Before they went home for the summer holidays, all Waltham Forest schoolchildren were this week handed copies of a yellow booklet detailing the comprehensive education scheme planned for the borough.

Prepared in question and answer form, the booklet should settle the minds of the many mums and dads who view the educational future of their children with some trepidation.

The No. 1 question inevitably is "Why is reorganisation on comprehensive lines, considered by the council to be desirable?"
The answer is a simple and expected one: The 11-plus examination is no longer an effective method of sorting the clever from the not so clever, nor is the separation of children into different type of schools considered desirable in an increasingly classless society.

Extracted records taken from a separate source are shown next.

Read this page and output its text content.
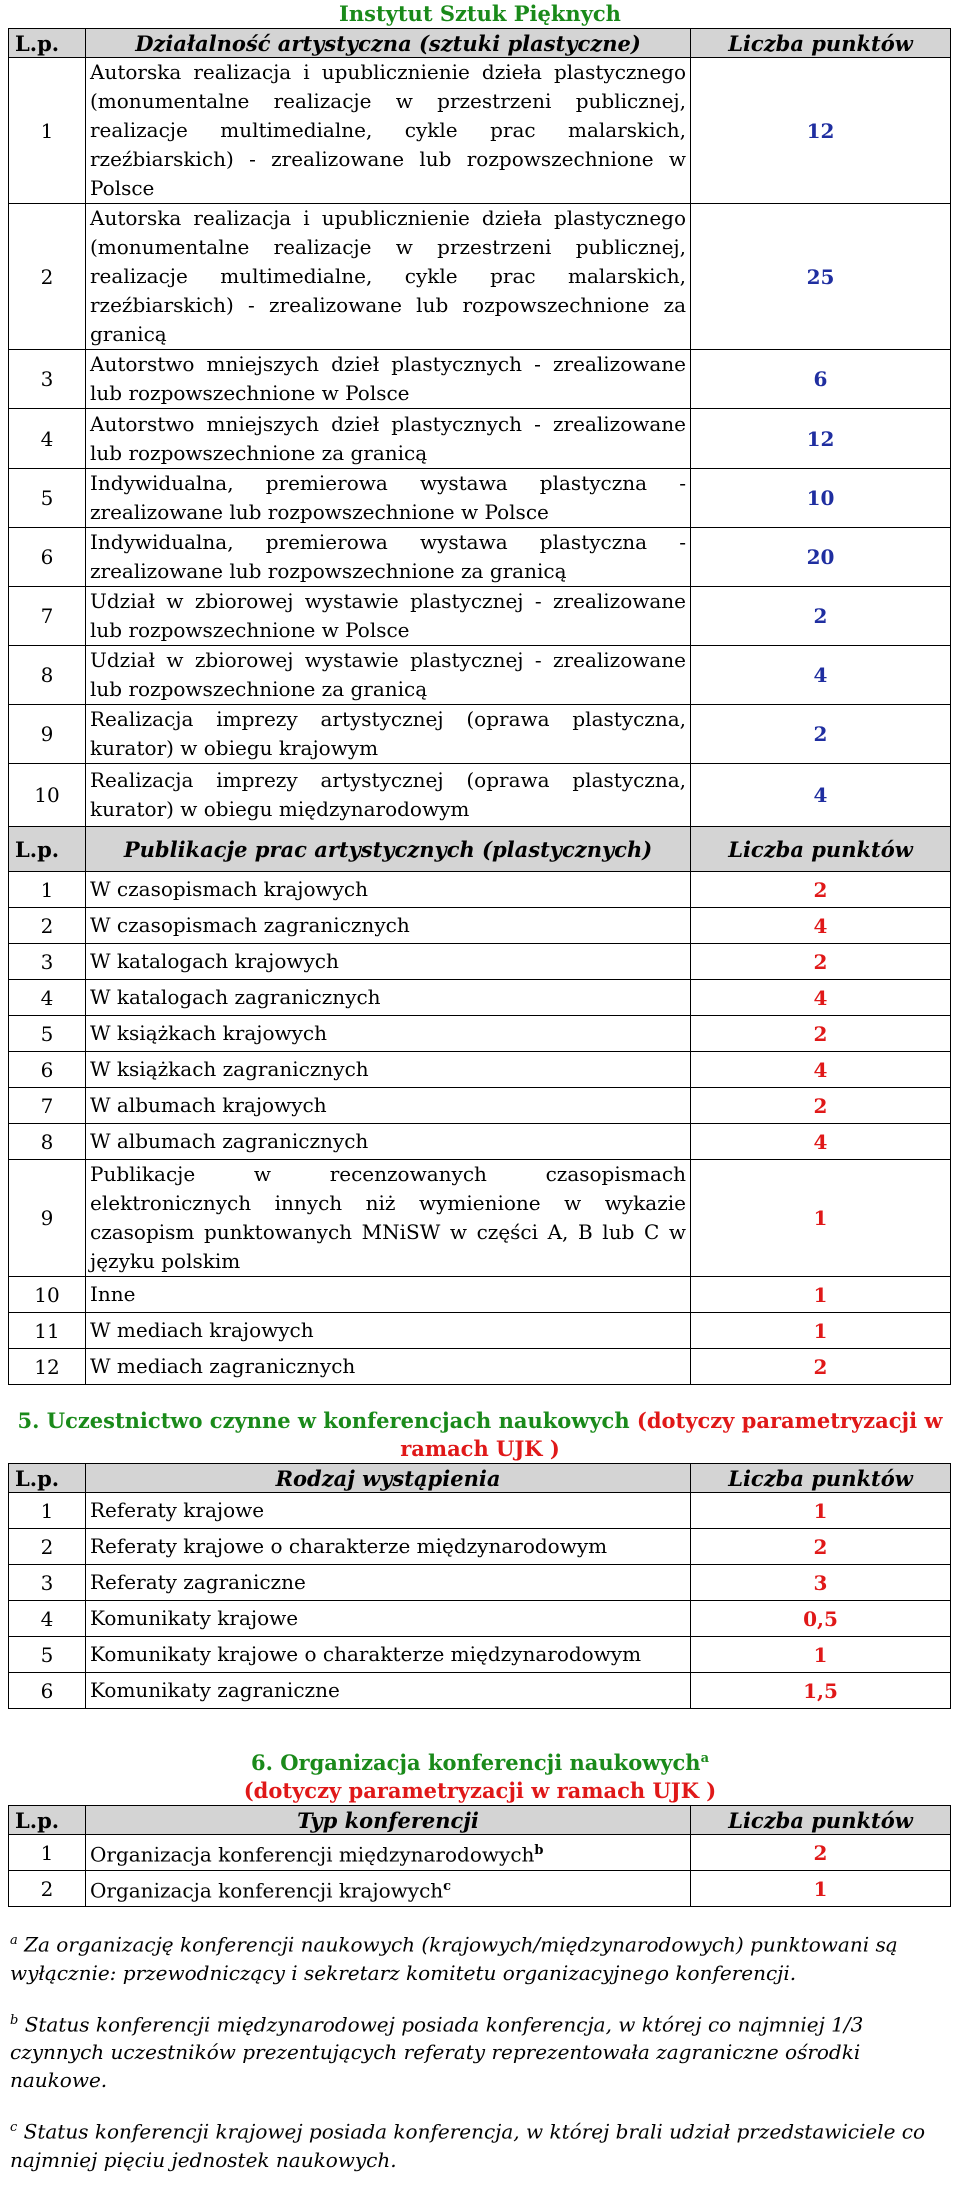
Instytut Sztuk Pięknych

L.p.	Działalność artystyczna (sztuki plastyczne)	Liczba punktów
1	Autorska realizacja i upublicznienie dzieła plastycznego (monumentalne realizacje w przestrzeni publicznej, realizacje multimedialne, cykle prac malarskich, rzeźbiarskich) - zrealizowane lub rozpowszechnione w Polsce	12
2	Autorska realizacja i upublicznienie dzieła plastycznego (monumentalne realizacje w przestrzeni publicznej, realizacje multimedialne, cykle prac malarskich, rzeźbiarskich) - zrealizowane lub rozpowszechnione za granicą	25
3	Autorstwo mniejszych dzieł plastycznych - zrealizowane lub rozpowszechnione w Polsce	6
4	Autorstwo mniejszych dzieł plastycznych - zrealizowane lub rozpowszechnione za granicą	12
5	Indywidualna, premierowa wystawa plastyczna - zrealizowane lub rozpowszechnione w Polsce	10
6	Indywidualna, premierowa wystawa plastyczna - zrealizowane lub rozpowszechnione za granicą	20
7	Udział w zbiorowej wystawie plastycznej - zrealizowane lub rozpowszechnione w Polsce	2
8	Udział w zbiorowej wystawie plastycznej - zrealizowane lub rozpowszechnione za granicą	4
9	Realizacja imprezy artystycznej (oprawa plastyczna, kurator) w obiegu krajowym	2
10	Realizacja imprezy artystycznej (oprawa plastyczna, kurator) w obiegu międzynarodowym	4
L.p.	Publikacje prac artystycznych (plastycznych)	Liczba punktów
1	W czasopismach krajowych	2
2	W czasopismach zagranicznych	4
3	W katalogach krajowych	2
4	W katalogach zagranicznych	4
5	W książkach krajowych	2
6	W książkach zagranicznych	4
7	W albumach krajowych	2
8	W albumach zagranicznych	4
9	Publikacje w recenzowanych czasopismach elektronicznych innych niż wymienione w wykazie czasopism punktowanych MNiSW w części A, B lub C w języku polskim	1
10	Inne	1
11	W mediach krajowych	1
12	W mediach zagranicznych	2

5. Uczestnictwo czynne w konferencjach naukowych (dotyczy parametryzacji w
ramach UJK )

L.p.	Rodzaj wystąpienia	Liczba punktów
1	Referaty krajowe	1
2	Referaty krajowe o charakterze międzynarodowym	2
3	Referaty zagraniczne	3
4	Komunikaty krajowe	0,5
5	Komunikaty krajowe o charakterze międzynarodowym	1
6	Komunikaty zagraniczne	1,5

6. Organizacja konferencji naukowych$^a$
(dotyczy parametryzacji w ramach UJK )

L.p.	Typ konferencji	Liczba punktów
1	Organizacja konferencji międzynarodowych$^b$	2
2	Organizacja konferencji krajowych$^c$	1

$^a$ Za organizację konferencji naukowych (krajowych/międzynarodowych) punktowani są wyłącznie: przewodniczący i sekretarz komitetu organizacyjnego konferencji.

$^b$ Status konferencji międzynarodowej posiada konferencja, w której co najmniej 1/3 czynnych uczestników prezentujących referaty reprezentowała zagraniczne ośrodki naukowe.

$^c$ Status konferencji krajowej posiada konferencja, w której brali udział przedstawiciele co najmniej pięciu jednostek naukowych.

What then are the Waltham Forest proposals?
At the age of 11 the primary school children will move to a junior secondary school until the age of 14.

Doesn't this mean that some children might be in the senior secondary school only one year?
No, the scheme will not come fully into operation until the school leaving age has been raised to 16.
Advantages

What are the advantages claimed for the system?
Both junior and senior schools gain by having a smaller age range. The junior secondary school becomes attuned to the interests of the 11 to 14 child, while the upper school can develop into a much more mature type of community.

Wouldn't 13 be a better age, since it would give the upper school more time to prepare for school exams?
Certainly it would give the upper school more time, but at the cost of giving the junior secondary school less. The council feels that so long as the transition from primary to secondary is at the age of 11, the junior secondary course should not be shorter than three years.

Why Rejection?

Why did the council reject the all-through comprehensive school of 11 - 18?
All the existing school buildings in Waltham Forest are too small to be used as such schools without a vast amount of rebuilding. To adopt such a scheme would have meant postponing the introduction.

Will all new secondary schools be coeducational?
No. The council will not change the present balance of single-sex and co-educational secondary schools. Both have their different merits.

Won't the standard of work in primary schools suffer from the lack of an 11-plus exam?
On the contrary the 11-plus is not an incentive. It is a brake on the development of the primary school.